Ball, whose pub was named Best Wine Pub​ at 2016’s Great British Pub Awards and consistently ranks in the Estrella Damm Top 50 Gastropubs​, joined a sea of voices condemning the Chancellor’s Budget as bad for the pub trade.

Tim Martin, the ever-controversial chairman of JD Wetherspoon (JDW), hit out at the Budget last week as he revealed JDW was facing combined cost hikes of £20m.

Reiterating calls for tax equality with supermarkets, Martin said: “Wednesday’s Budget will weigh far more heavily on pubs than supermarkets, especially since wage costs per pint or meal are approximately 10 times higher in pubs.

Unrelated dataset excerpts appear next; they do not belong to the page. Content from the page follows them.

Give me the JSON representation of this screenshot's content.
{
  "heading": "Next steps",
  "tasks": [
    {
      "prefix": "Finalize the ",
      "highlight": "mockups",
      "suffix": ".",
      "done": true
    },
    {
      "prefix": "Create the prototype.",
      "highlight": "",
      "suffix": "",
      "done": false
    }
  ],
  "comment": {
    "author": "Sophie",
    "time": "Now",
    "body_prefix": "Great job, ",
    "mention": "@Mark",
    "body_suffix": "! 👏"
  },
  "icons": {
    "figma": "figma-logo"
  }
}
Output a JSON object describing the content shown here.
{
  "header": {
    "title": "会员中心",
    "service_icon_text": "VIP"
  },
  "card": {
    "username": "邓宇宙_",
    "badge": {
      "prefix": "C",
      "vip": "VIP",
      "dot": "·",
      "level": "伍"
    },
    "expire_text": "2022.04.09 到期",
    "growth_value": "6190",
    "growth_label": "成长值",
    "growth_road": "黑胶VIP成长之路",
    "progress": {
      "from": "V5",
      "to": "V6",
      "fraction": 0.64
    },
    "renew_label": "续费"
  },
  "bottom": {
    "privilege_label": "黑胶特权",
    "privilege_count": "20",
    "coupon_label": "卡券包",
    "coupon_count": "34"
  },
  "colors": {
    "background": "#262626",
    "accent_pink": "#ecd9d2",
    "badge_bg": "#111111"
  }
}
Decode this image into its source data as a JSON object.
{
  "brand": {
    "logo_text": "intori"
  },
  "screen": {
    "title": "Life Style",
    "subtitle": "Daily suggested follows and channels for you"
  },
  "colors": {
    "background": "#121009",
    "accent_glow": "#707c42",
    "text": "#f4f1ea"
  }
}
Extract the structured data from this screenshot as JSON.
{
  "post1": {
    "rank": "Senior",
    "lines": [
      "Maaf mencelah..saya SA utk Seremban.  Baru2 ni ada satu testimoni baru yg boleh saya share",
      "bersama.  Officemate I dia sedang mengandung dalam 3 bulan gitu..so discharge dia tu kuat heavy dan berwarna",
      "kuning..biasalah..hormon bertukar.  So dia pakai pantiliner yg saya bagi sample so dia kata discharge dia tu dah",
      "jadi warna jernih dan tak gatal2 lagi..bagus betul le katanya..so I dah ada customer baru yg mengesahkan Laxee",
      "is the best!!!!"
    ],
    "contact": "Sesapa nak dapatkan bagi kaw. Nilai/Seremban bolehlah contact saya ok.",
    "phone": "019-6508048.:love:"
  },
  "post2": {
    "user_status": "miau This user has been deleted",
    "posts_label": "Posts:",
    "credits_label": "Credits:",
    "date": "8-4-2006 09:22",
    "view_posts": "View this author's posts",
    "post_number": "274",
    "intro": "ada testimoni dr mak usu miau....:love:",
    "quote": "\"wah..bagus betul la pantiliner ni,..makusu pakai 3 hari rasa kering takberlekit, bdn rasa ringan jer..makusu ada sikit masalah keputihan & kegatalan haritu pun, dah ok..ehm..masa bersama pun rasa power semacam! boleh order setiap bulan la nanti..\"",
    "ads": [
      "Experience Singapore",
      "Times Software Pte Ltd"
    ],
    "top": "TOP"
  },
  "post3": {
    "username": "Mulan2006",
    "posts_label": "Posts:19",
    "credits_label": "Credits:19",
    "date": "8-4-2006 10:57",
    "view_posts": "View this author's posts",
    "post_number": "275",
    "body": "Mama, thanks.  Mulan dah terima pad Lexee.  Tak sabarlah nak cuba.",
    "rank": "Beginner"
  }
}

“The Chancellor was less than frank in his Budget speech, since he did not spell out the duty increases, giving the impression to many that there would be no increase.”

However, Martin told MA ​he still believed Prime Minister Theresa May’s regime was better for pubs than the last Labour government, which put up alcohol duty.

“I don’t think Cameron did too much to reverse it – I think the Theresa May regime is more receptive to argument,” he said.

A snap poll of 100 sites conducted by Epos Now reported this week that six out of 10 operators believed the Chancellor’s £1,000 discount would have a positive effect​ on their businesses.

But half said the Chancellor should have revised the system to make it ‘fairer’, while 15% said he could have ‘made the rate decrease a permanent fixture’.